Bochum. . „Im Dickicht der Städte“ gehört zu den Frühwerken von Bertolt Brecht, entstanden ist es zwischen 1921 bis 1924. Für Regisseur Roger Vontobel war es in Bochum eine Ausweicharbeit. Sein eigentliches Projekt „Hedda Gabler“ konnte er wegen der Erkrankung einer Schauspielerin nicht realisieren.

„Ich werde das Stück auch jetzt nicht verstehen“, soll Roger Vontobel im Vorfeld seiner Bochumer Inszenierung von Brechts „Im Dickicht der Städte“ gesagt haben. Vielleicht liegt es daran, dass seine Einrichtung an Rätseln groß bleibt und sich der Sinn des Ganzen dem Zuschauer nicht so recht erschließen will. Dabei hatte Vontobel diesen frühen Brecht bereits 2011 schon einmal in Paris eingerichtet, für Bochum brauchte es also nur noch einer Überarbeitung.

„Große mythische Vergnügung“

Genutzt hat es nicht viel. „Der Kampf zweier Männer in der Riesenstadt Chicago“ hat Brecht sein Stück untertitelt. Eine Anspielung wohl auf den Boxsport, der dem Autor nach 1920 als „große mythische Vergnügung“ viel Spaß bereitet hat. Aber von einem wirklichen Kampf zwischen dem asiatischen Holzhändler Shling (Matthias Redlhammer) und dem kleinen Angestellten George Garga (Florian Lange) ist eigentlich nicht viel zu spüren. Laut Brecht liegt es wohl an der „Vereinsamung in der Großstadt“, dass Shlink sich ein perfides Spiel einfallen lässt, um den geistig nicht sehr großzügig ausgestatteten Garga in die Knie zu zwingen.

Die Freundin wird zur Hure

Als er es mit Geld nicht schafft, den Angestellten zu erniedrigen, führt er ihm kurzerhand seine angetrunkene Freundin als Hure vor und konfrontiert ihn mit der Tatsache, dass seine Schwester bei ihm wohl nicht nur als Hausmädchen arbeitet. Garga will wegrennen vor diesem Zerfall seines Lebens, landet am Ende jedoch nur nackt und bloß in den Fängen seines Peinigers.

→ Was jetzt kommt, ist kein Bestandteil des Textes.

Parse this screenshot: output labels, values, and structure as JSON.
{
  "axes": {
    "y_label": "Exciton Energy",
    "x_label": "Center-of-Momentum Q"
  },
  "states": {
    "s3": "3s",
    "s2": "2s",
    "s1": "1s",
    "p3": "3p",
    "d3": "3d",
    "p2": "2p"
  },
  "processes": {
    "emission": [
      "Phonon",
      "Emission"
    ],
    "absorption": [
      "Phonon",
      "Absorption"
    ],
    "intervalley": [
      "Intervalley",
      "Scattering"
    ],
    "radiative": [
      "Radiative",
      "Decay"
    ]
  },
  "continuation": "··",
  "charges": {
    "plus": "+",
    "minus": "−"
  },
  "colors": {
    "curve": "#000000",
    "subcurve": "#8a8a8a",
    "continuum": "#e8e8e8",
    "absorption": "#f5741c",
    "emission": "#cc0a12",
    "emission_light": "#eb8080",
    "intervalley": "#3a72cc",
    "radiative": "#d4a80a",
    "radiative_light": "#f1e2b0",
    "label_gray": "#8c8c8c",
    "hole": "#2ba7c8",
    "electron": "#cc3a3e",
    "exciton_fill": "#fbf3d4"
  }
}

Da ist kein Widerstand zu spüren, dem sonst so überzeugenden Florian Lange bleibt hier von Anfang an nur die eindimensionale Ausdrucksskala des schwitzenden, hitzigen Prolls – selbst als Shlink ihm seine Firma überantwortet, um endlich vom Spiel mehr gefordert zu werden. Denn dieser dampfend dumme Garga ist ihm in dieser Inszenierung nun wahrlich kein ebenbürtiger Gegner. Und wenn er ihm schließlich seine Existenz vollends raubt, ist auch da keine Steigerung der Emotion mehr möglich. Das Opfer hat all sein bisschen Kraft bereits verschossen.

Lauter zweifelhafte Regieeinfälle

So versinkt denn der Sinn von Brechts ohnehin befremdlichem Konstrukt in lauter zweifelhaften Regieeinfällen. Die reichen von Gargas Eltern als fettem, Chips fressendem Prekariat über das finale Absinken der Gegner auf die Primatenstufe bis hin zur Live-Gitarrenmusik (Daniel Murena), die schläfrig einen Sound zu finden sucht, dem ganzen aber keinen Rhythmus geben kann. Am Ende hat man zumindest begriffen, dass zwei Stunden sehr lang sein können.